At a public meeting, George Bell is nominated for the first Lambton council election. His name does not appear on official list of nominees on 29 Jul 1871 - either his nomination proved to be invalid, or he withdrew.
In Elder-street, a couple of commodious two-storied buildings, that have been in course of erection for some time, are now completed. The shops are owned by Messrs. Bell and Wilson, the former of which has now opened as a grocer.
"As Mr. and Mrs George Bell and Mr. E. Reavely were driving down Turton Road, they had a narrow escape from serious injury. When near Thompson's Hotel the winkers became loose, and the horse at once bolted, keeping straight on until near Merchant's Hotel, where the vehicle capsized, throwing the whole of the occupants out on the street.

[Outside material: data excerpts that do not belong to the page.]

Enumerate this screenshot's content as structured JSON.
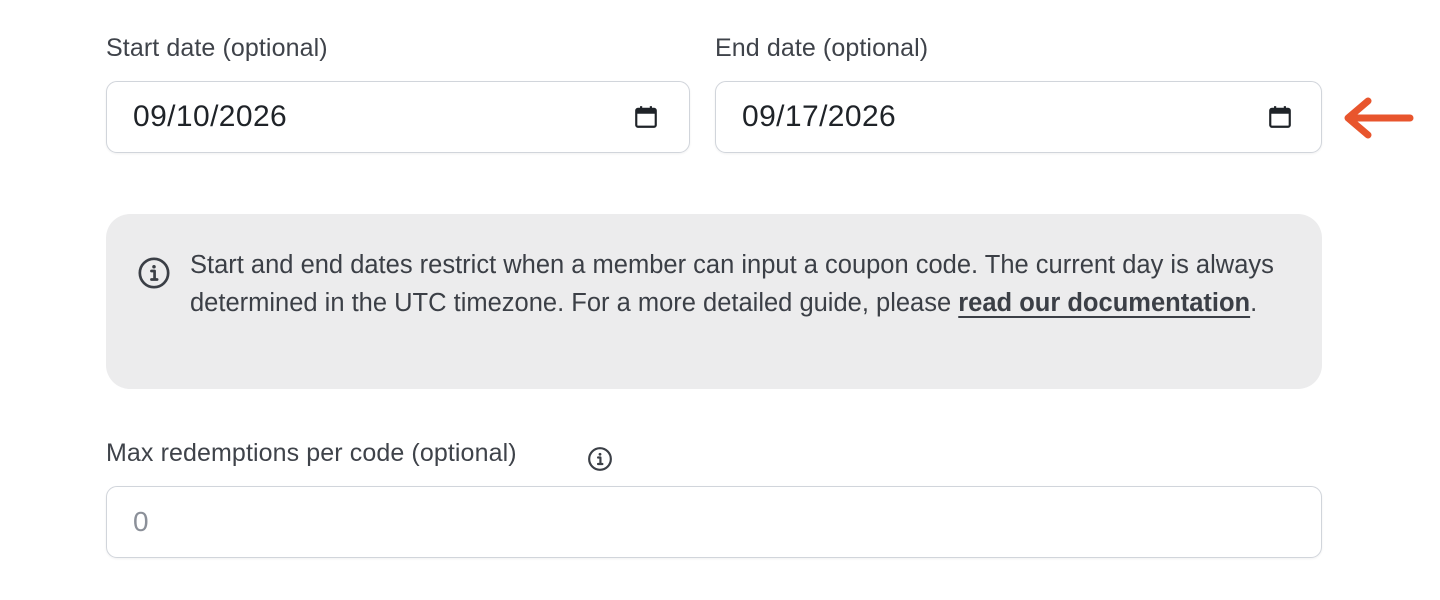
{
  "start_date": {
    "label": "Start date (optional)",
    "value": "09/10/2026",
    "icon": "calendar-icon"
  },
  "end_date": {
    "label": "End date (optional)",
    "value": "09/17/2026",
    "icon": "calendar-icon"
  },
  "info": {
    "icon": "info-icon",
    "text_before": "Start and end dates restrict when a member can input a coupon code. The current day is always determined in the UTC timezone. For a more detailed guide, please ",
    "link_text": "read our documentation",
    "text_after": "."
  },
  "max_redemptions": {
    "label": "Max redemptions per code (optional)",
    "placeholder": "0",
    "icon": "info-icon"
  },
  "annotation": {
    "icon": "arrow-left-icon",
    "color": "#e8552d"
  },
  "colors": {
    "info_background": "#ececed",
    "input_border": "#d1d5db",
    "arrow": "#e8552d"
  }
}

They, however, strange to say, escaped with out much injury beside a severe shaking."
"Mr. George Bell, one of the most enterprising of our local business men, is having a new residence erected
adjoining his stores in Elder-street. The building, is of a substantial character, and judging from the plan will be one of imposing appearance when completed."

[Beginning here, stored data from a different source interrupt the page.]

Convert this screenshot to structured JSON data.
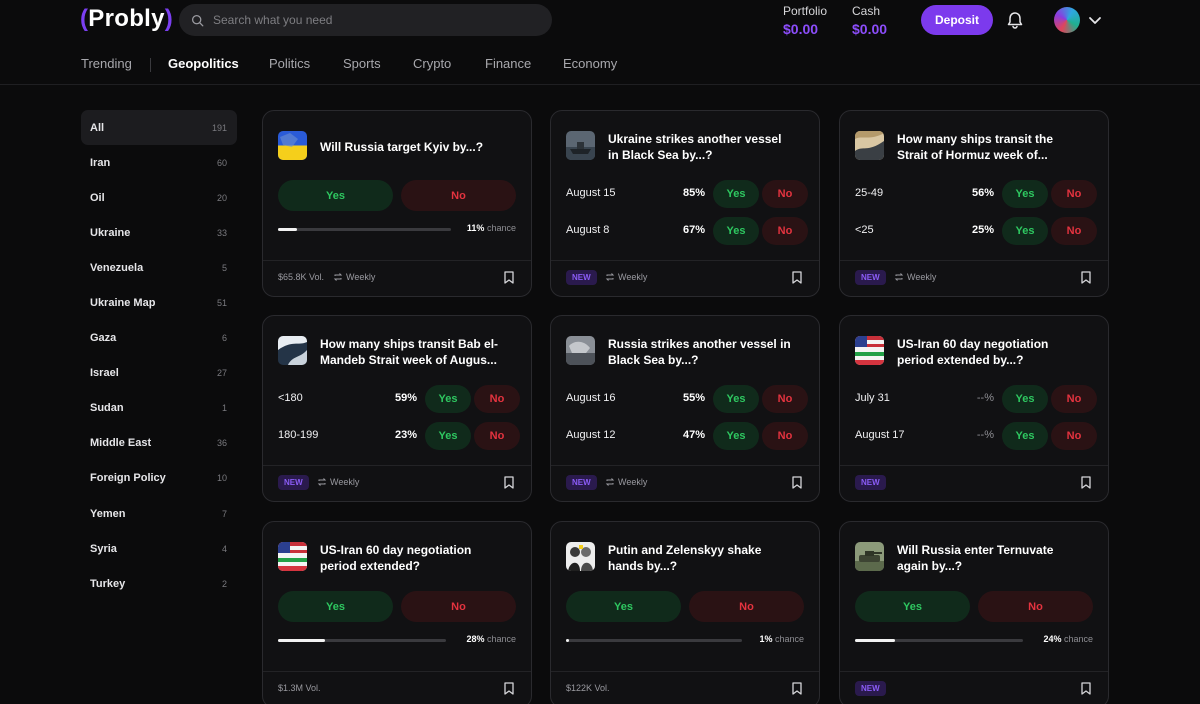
{
  "header": {
    "logo_text": "Probly",
    "search_placeholder": "Search what you need",
    "portfolio_label": "Portfolio",
    "portfolio_value": "$0.00",
    "cash_label": "Cash",
    "cash_value": "$0.00",
    "deposit_label": "Deposit"
  },
  "tabs": [
    "Trending",
    "Geopolitics",
    "Politics",
    "Sports",
    "Crypto",
    "Finance",
    "Economy"
  ],
  "active_tab": "Geopolitics",
  "sidebar": [
    {
      "name": "All",
      "count": "191"
    },
    {
      "name": "Iran",
      "count": "60"
    },
    {
      "name": "Oil",
      "count": "20"
    },
    {
      "name": "Ukraine",
      "count": "33"
    },
    {
      "name": "Venezuela",
      "count": "5"
    },
    {
      "name": "Ukraine Map",
      "count": "51"
    },
    {
      "name": "Gaza",
      "count": "6"
    },
    {
      "name": "Israel",
      "count": "27"
    },
    {
      "name": "Sudan",
      "count": "1"
    },
    {
      "name": "Middle East",
      "count": "36"
    },
    {
      "name": "Foreign Policy",
      "count": "10"
    },
    {
      "name": "Yemen",
      "count": "7"
    },
    {
      "name": "Syria",
      "count": "4"
    },
    {
      "name": "Turkey",
      "count": "2"
    }
  ],
  "labels": {
    "yes": "Yes",
    "no": "No",
    "chance": "chance",
    "new": "NEW",
    "weekly": "Weekly"
  },
  "cards": [
    {
      "title": [
        "Will Russia target Kyiv by...?"
      ],
      "type": "binary",
      "chance": "11%",
      "progress": 0.11,
      "volume": "$65.8K Vol.",
      "weekly": true
    },
    {
      "title": [
        "Ukraine strikes another vessel",
        "in Black Sea by...?"
      ],
      "type": "multi",
      "rows": [
        {
          "label": "August 15",
          "pct": "85%"
        },
        {
          "label": "August 8",
          "pct": "67%"
        }
      ],
      "new": true,
      "weekly": true
    },
    {
      "title": [
        "How many ships transit the",
        "Strait of Hormuz week of..."
      ],
      "type": "multi",
      "rows": [
        {
          "label": "25-49",
          "pct": "56%"
        },
        {
          "label": "<25",
          "pct": "25%"
        }
      ],
      "new": true,
      "weekly": true
    },
    {
      "title": [
        "How many ships transit Bab el-",
        "Mandeb Strait week of Augus..."
      ],
      "type": "multi",
      "rows": [
        {
          "label": "<180",
          "pct": "59%"
        },
        {
          "label": "180-199",
          "pct": "23%"
        }
      ],
      "new": true,
      "weekly": true
    },
    {
      "title": [
        "Russia strikes another vessel in",
        "Black Sea by...?"
      ],
      "type": "multi",
      "rows": [
        {
          "label": "August 16",
          "pct": "55%"
        },
        {
          "label": "August 12",
          "pct": "47%"
        }
      ],
      "new": true,
      "weekly": true
    },
    {
      "title": [
        "US-Iran 60 day negotiation",
        "period extended by...?"
      ],
      "type": "multi",
      "rows": [
        {
          "label": "July 31",
          "pct": "--%"
        },
        {
          "label": "August 17",
          "pct": "--%"
        }
      ],
      "new": true,
      "weekly": false
    },
    {
      "title": [
        "US-Iran 60 day negotiation",
        "period extended?"
      ],
      "type": "binary",
      "chance": "28%",
      "progress": 0.28,
      "volume": "$1.3M Vol.",
      "weekly": false
    },
    {
      "title": [
        "Putin and Zelenskyy shake",
        "hands by...?"
      ],
      "type": "binary",
      "chance": "1%",
      "progress": 0.01,
      "volume": "$122K Vol.",
      "weekly": false
    },
    {
      "title": [
        "Will Russia enter Ternuvate",
        "again by...?"
      ],
      "type": "binary",
      "chance": "24%",
      "progress": 0.24,
      "new": true,
      "weekly": false
    }
  ],
  "thumb_icons": [
    "ukraine-flag-icon",
    "ship-icon",
    "strait-map-icon",
    "satellite-map-icon",
    "vessel-photo-icon",
    "us-iran-flag-icon",
    "us-iran-flag-icon",
    "putin-zelenskyy-photo-icon",
    "tank-photo-icon"
  ],
  "colors": {
    "accent": "#7c3aed",
    "yes_text": "#2ec760",
    "no_text": "#e4333f",
    "background": "#0b0b0c"
  }
}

"G. BELL & SONS (ESTABLISHED 1870) beg to intimate that they have THIS DAY OPENED IN THEIR NEW PREMISES, IN HUNTER-STREET WEST, Next the West End Post Office. LOOK FOR THE SIGN OF 'THE BELL' OVER G. Bell and Sons."
"MESSRS. G. BELL & SONS. This old established firm of grocers, drapers, and general provision dealers has
been among the leading houses in the trade since 1870. Three years ago they opened a branch of their Lambton business at the Western markets. Recently to meet their increasing trade a more central site was purchased, next to the Post Office, Hunter street West, upon which they have just erected imposing business premises."